The government is forecasting that new customs checks on medium-risk goods entering the UK have come into force, with the government forecasting the fees will cost UK firms £330 million a year.

The UK has started to implement much-delayed checks on some imports from the EU, as the latest stage in a phased series of new regulations as part of the country’s exit from the single market post-Brexit. As from the 30th of April, customs officials are checking documents at the border as well as performing physical inspections on shipments of certain food, animal and plant goods, with the exception of those arriving from the Republic of Ireland.

According to the government, these rules will help ensure the UK’s biosecurity, but traders have warned that the additional red tape involved will lead to delays at customs and significant extra costs.

Until the 30th of April, only the highest-risk goods entering the UK from the EU have been subject to checks, although health certificate documentation was introduced in January on EU goods including cut flowers and fresh produce such as meat, fruit and vegetables. However, the policy now extends to items deemed as medium risk.
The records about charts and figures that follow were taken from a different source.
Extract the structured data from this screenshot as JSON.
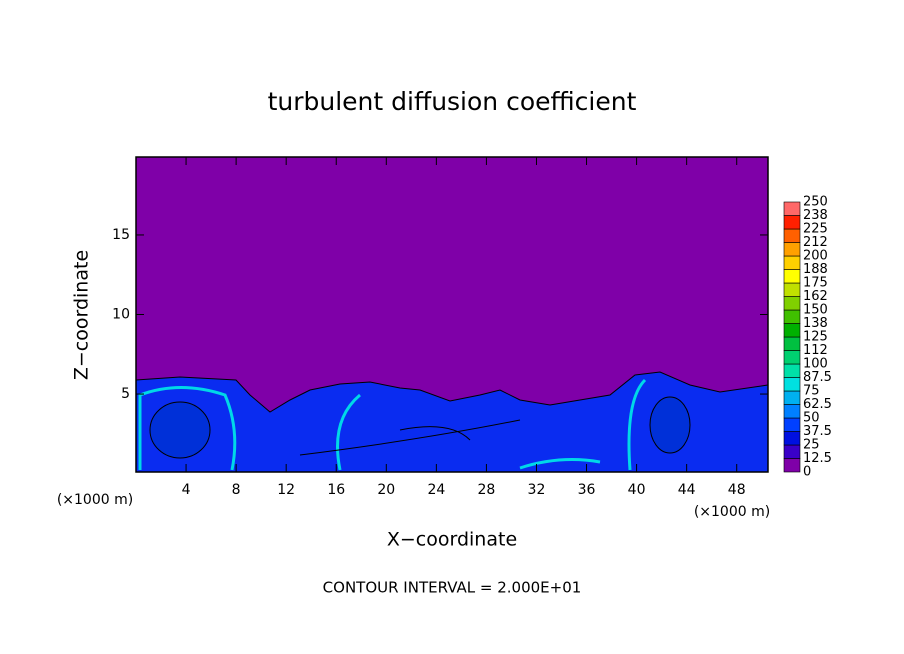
{
  "chart_data": {
    "type": "contour",
    "title": "turbulent diffusion coefficient",
    "xlabel": "X−coordinate",
    "ylabel": "Z−coordinate",
    "x_unit_labels": [
      "(×1000 m)",
      "(×1000 m)"
    ],
    "footnote": "CONTOUR INTERVAL = 2.000E+01",
    "xlim": [
      0,
      50.5
    ],
    "xticks": [
      4,
      8,
      12,
      16,
      20,
      24,
      28,
      32,
      36,
      40,
      44,
      48
    ],
    "ylim": [
      0.1,
      19.9
    ],
    "yticks": [
      5,
      10,
      15
    ],
    "colorbar": {
      "levels": [
        0,
        12.5,
        25,
        37.5,
        50,
        62.5,
        75,
        87.5,
        100,
        {
          "value": 112.5,
          "label": "112"
        },
        125,
        {
          "value": 137.5,
          "label": "138"
        },
        150,
        {
          "value": 162.5,
          "label": "162"
        },
        175,
        {
          "value": 187.5,
          "label": "188"
        },
        200,
        {
          "value": 212.5,
          "label": "212"
        },
        225,
        {
          "value": 237.5,
          "label": "238"
        },
        250
      ],
      "colors": [
        "#7f00a8",
        "#3a00c8",
        "#0010e0",
        "#0040ff",
        "#0080ff",
        "#00b0f0",
        "#00e0e0",
        "#00e0a8",
        "#00d070",
        "#00c040",
        "#00b000",
        "#40c000",
        "#80d000",
        "#c0e000",
        "#ffff00",
        "#ffd000",
        "#ffa000",
        "#ff6000",
        "#ff2000",
        "#ff6868"
      ]
    }
  }
}
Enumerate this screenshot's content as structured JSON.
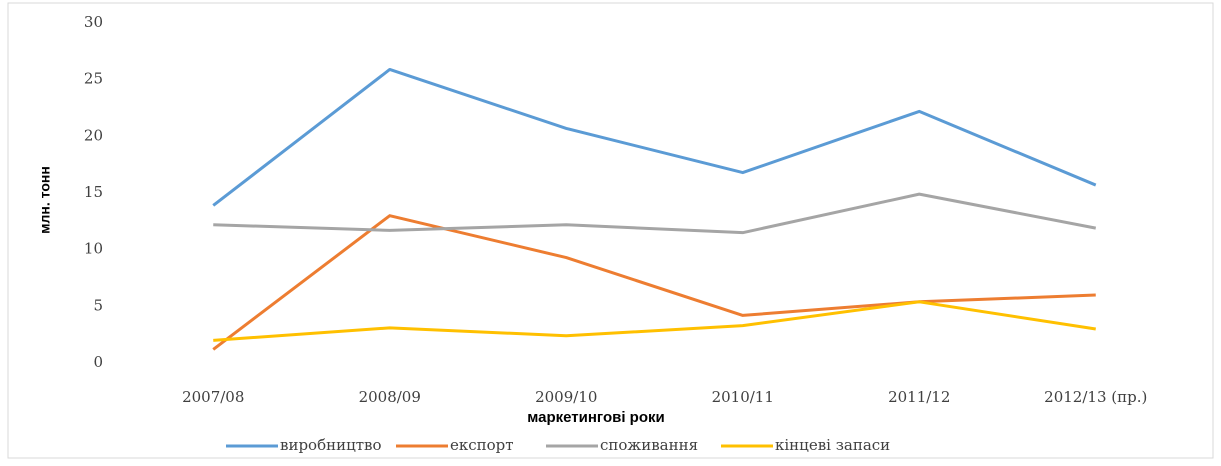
{
  "chart_data": {
    "type": "line",
    "y_label": "млн. тонн",
    "x_label": "маркетингові роки",
    "categories": [
      "2007/08",
      "2008/09",
      "2009/10",
      "2010/11",
      "2011/12",
      "2012/13 (пр.)"
    ],
    "series": [
      {
        "name": "виробництво",
        "color": "#5b9bd5",
        "values": [
          13.9,
          25.9,
          20.7,
          16.8,
          22.2,
          15.7
        ]
      },
      {
        "name": "експорт",
        "color": "#ed7d31",
        "values": [
          1.2,
          13.0,
          9.3,
          4.2,
          5.4,
          6.0
        ]
      },
      {
        "name": "споживання",
        "color": "#a5a5a5",
        "values": [
          12.2,
          11.7,
          12.2,
          11.5,
          14.9,
          11.9
        ]
      },
      {
        "name": "кінцеві запаси",
        "color": "#ffc000",
        "values": [
          2.0,
          3.1,
          2.4,
          3.3,
          5.4,
          3.0
        ]
      }
    ],
    "ylim": [
      0,
      30
    ],
    "yticks": [
      0,
      5,
      10,
      15,
      20,
      25,
      30
    ],
    "grid": false,
    "legend": "bottom"
  }
}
Among the checks are tests for pests and diseases that could impact the environment or food safety, and these involve visual inspections and temperature readings of goods.

Although at first only a small portion of shipments entering the UK is examined, this is expected to ramp up as traders become used to the rules.

Baroness Neville-Rolfe, minister of state at the Cabinet Office, commented: “It is essential that we introduce these global, risk-based checks to improve the UK’s biosecurity. We cannot continue with temporary measures which leave the UK open to threats from diseases and could do considerable damage to our livelihoods, our economy and our farming industry.”

However, importers have warned of significant additional costs as a result of the new rules. For example, John Davidson, co-owner of flower company Tom Brown Wholesale, told BBC News he expects the new regime will cost his business between £200,000 and £225,000 per year. Meanwhile, the UK government’s own figures estimate that, with companies required to pay £29 per category, up to a maximum of £145 per consignment, this will cost British firms around £330 million per year.